Jurcau Anamaria: MD, PhD, Senior neurologist at the Clinical Emergency County Hospital Bihor, Associate Professor at the Faculty of Medicine and Pharmacy, University of Oradea, Department of Psycho-Neurosciences and Rehabilitation, Romania. Main areas of interest: ischemic stroke; oxidative stress; neurodegenerative diseases . She published several manuscripts highlighting the involvement of oxidative stress and mitochondrial dysfunction in the development of ischemia/reperfusion injuries as well as in the molecular pathophysiological pathways of neurodegenerative diseases such as Alzheimer’s disease and Huntington’s disease. In close connection with these topics, I was also interested in the relationship between cholesterol and cognitive functions in elderly patients.
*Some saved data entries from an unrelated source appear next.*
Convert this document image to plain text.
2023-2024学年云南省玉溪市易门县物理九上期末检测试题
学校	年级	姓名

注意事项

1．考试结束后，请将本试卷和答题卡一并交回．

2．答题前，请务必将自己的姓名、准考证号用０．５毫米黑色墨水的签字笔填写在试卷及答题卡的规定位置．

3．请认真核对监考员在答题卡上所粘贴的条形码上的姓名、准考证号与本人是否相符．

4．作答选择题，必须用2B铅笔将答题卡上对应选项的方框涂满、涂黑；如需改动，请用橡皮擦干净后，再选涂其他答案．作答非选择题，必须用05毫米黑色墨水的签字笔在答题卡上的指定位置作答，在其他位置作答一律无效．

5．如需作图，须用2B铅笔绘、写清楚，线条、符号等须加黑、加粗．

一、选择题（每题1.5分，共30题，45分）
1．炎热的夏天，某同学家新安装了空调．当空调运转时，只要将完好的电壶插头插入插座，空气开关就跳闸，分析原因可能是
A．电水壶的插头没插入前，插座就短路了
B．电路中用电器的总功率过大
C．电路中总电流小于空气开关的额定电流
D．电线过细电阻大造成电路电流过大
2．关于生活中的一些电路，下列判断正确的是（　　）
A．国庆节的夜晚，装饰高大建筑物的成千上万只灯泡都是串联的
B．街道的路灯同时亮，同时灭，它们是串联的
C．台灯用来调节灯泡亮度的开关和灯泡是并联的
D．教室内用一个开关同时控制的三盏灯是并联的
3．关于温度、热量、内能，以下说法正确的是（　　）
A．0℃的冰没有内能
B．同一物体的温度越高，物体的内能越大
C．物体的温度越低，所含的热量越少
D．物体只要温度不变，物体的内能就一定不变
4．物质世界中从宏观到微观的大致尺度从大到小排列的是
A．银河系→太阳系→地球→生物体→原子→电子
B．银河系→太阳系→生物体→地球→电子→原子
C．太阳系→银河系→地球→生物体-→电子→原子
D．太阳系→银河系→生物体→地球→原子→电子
The results of the Scandinavian Simvastatin Survival Study (4S) released in 1994 led to a series of studies which showed beneficial effects of statins (HMGCoA reductase inhibitors) in preventing vascular events. Based on these results, successively issued guidelines pushed for lower and lower levels of LDL-cholesterol as targets for statin treatment. However, post-marketing reports that drew attention to transient cognitive impairment and short-term memory losses caused by statin treatment prompted the Food and Drug Administration (FDA) to issue a warning regarding the potential for reversible cognitive impairment in statin users in 2012.
The cholesterol content of the nervous system is very high, cholesterol being the basic constituent of membranes and myelin sheaths, and influencing the properties of membranes as well as the activity of receptors and ion channels. Its synthesis via the mevalonate pathway is crucial in the early stages of development, but the transcripts of the enzymes necessary for cholesterol synthesis remain in neurons throughout life and serve to obtain dolichols, ubiquinones and isoprenoids that modify proteins and small GTPases which are critical for axon growth and guidance, growth cone motility, dendritic arborization, as well as synapse formation. Although the brain is largely separated from the periphery through the blood brain barrier, most of the currently marketed statins are lipophilic and can gain access to the CNS, where they can inhibit HMGCoA reductase in the mevalonate pathway, thereby interfering with the myelination process and with synaptogenesis, with the formation of neuronal circuits, as well as with neuronal excitability via disturbing the function of ion channels. In addition, coenzyme Q10 is depleted, leading to mitochondrial dysfunction, which has been convincingly implicated in the pathogenesis of dementia.
As neurologists, we use statins mainly in primary or secondary prevention of ischemic strokes. Nonetheless, there are many subtypes of ischemic stroke. While in thrombotic stroke LDL-cholesterol and atherosclerotic plaques have a significant contribution, in other subtypes, such as embolic stroke, the role of cholesterol is less well established. Moreover, cardioembolisms tend to occur in older patients, often frail and in a poor nutritional status, with lower LDL-cholesterol levels compared to patients with thrombotic events. We would obviously wish to prevent strokes in our patients, but we would also avoid trading the brain for the heart.
In 2013, the American College of Cardiology/American Heart Association reviewed the safety issues raised by statin therapy and concluded that the evidence on statin-induced cognitive impairment is inconsistent. However, their conclusions were based mainly on the JUPITER, PROSPER and HPS trials, which did not perform detailed neuropsychological assessments because cognitive dysfunction was neither primary nor secondary outcome measure. Several studies addressed the issue of the effects of long-term use of statins on cognition and yielded conflicting results. A meta-analysis of observational studies (Poly et al, 2020) concluded that hydrophilic statins were associated with a lower risk of all-cause dementia, while lipophilic ones lowered the risk of AD but not of vascular dementia.
Until future studies will provide a definite answer to the question of the effect of long-term statin use on cognition, we suggest to thoroughly balance the benefits versus possible risks in elderly patients before prescribing statin therapy, to favour hydrophilic over lipophilic ones, and to use ezetimibe or PCSK9 inhibitors to meet the target LDL-cholesterol levels.